SCAO counsel Anne Boomer said that one of the challenges in implementing the e-filing system is that several circuits have adopted, from various vendors, different document management systems. These courts, including Oakland and Wayne, are generating revenue and, according to Schmucker, may resist joining a unified system.
In a related issue, participants complained that various courts around the state charged widely different fees generating confusion among litigants and excessive charges. Participants cited the federal PACER system as more transparent and reasonably priced. How the revenues are spent is another issue.
Under further discussion, Schmucker said his office could not require audits by the various circuits on the amount of fees collected and how the revenue is being spent and SCAO did not have the staff to do it .
Members attending offered their assistance to Schmucker in revising the bills. He eventually promised to share revised language and proposals with the group for their input prior to the return of the legislature from summer recess. When group members tried to set a date for a follow-up meeting the end of July, however, Schmucker said the process would take much longer.
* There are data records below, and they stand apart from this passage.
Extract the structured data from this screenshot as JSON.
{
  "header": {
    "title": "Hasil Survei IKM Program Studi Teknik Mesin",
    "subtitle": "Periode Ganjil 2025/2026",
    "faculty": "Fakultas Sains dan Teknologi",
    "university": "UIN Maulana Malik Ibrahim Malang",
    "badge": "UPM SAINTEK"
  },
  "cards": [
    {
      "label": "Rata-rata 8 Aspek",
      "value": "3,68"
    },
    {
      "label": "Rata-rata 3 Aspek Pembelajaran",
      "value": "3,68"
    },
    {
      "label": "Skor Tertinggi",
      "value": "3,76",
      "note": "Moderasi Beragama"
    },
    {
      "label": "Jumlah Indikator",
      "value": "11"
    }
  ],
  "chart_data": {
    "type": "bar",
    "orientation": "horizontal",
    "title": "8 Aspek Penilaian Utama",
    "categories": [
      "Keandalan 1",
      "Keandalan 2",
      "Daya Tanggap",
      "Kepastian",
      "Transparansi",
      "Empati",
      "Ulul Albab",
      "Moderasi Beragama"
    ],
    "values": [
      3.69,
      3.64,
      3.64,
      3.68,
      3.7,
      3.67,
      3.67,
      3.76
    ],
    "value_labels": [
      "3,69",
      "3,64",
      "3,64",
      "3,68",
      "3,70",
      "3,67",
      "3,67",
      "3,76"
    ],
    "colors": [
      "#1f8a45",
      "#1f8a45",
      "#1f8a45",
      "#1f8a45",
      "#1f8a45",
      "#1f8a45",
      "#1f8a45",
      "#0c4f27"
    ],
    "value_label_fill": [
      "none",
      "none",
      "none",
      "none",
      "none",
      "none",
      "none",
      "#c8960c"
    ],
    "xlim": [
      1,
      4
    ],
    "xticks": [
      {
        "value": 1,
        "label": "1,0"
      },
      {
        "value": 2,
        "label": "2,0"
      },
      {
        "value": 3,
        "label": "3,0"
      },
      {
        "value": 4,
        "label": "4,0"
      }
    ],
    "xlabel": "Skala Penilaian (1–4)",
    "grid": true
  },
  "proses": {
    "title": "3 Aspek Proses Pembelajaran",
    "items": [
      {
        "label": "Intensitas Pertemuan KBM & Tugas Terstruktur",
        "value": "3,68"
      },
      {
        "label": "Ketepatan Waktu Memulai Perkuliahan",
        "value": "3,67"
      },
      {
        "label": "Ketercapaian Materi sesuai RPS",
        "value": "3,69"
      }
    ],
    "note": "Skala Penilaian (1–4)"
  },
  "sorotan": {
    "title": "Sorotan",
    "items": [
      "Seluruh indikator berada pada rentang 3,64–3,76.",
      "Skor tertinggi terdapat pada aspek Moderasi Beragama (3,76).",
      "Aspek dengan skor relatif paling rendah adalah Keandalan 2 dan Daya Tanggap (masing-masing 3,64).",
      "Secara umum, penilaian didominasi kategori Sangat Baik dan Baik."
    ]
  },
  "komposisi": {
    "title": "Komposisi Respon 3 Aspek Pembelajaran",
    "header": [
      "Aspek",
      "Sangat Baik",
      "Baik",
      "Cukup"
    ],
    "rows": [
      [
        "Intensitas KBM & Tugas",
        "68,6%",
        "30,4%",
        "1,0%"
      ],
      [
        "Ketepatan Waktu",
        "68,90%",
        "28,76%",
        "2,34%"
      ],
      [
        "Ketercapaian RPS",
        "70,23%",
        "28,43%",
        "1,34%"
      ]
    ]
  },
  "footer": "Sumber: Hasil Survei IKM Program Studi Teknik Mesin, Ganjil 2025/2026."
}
Schmucker was also asked about the lack of access to records that have been collected and managed by the Judicial Data Warehouse by members of the public, attorneys and others. Clawson said that other states allow free internet access to the data collected.
Concerns were also raised about the Supreme Court’s order last October that exempts administrative and financial records of the state’s courts from public inspection despite a state constitutional mandate that budgets and expenditures for all government entities in Michigan are public. The courts, at the federal and state level, have historically been the most transparent of the three branches of government. Michigan’s Supreme Court has issued several administrative orders and worked with legislators to propose bills that shroud the operations of the courts in this state from public scrutiny.
Another issue raised in the meeting was a SCAO order that video and audio transcripts of court proceedings are no longer available to the public. This was a particular concern to broadcasters. The order was in response to complaints of some judges that citizens had obtained DVRs, edited them and posted them on YouTube.
At the end of the meeting, additional concerns were raised about court secrecy including the proposed secret mental health courts, and the currently operating secret drug courts and veteran courts.
Other participants at the meeting included the Michigan Court Officers Association, the Michigan Process Servers Alliance, The Mackinac Center, the Center for Michigan, the Michigan Association of Broadcasters, Michigan Council for Professional Investigators, Flint Area Chamber of Commerce, Michigan Legal Specialists, West Michigan Tea Party, Campaign for Liberty and the David K. Fox Law Firm.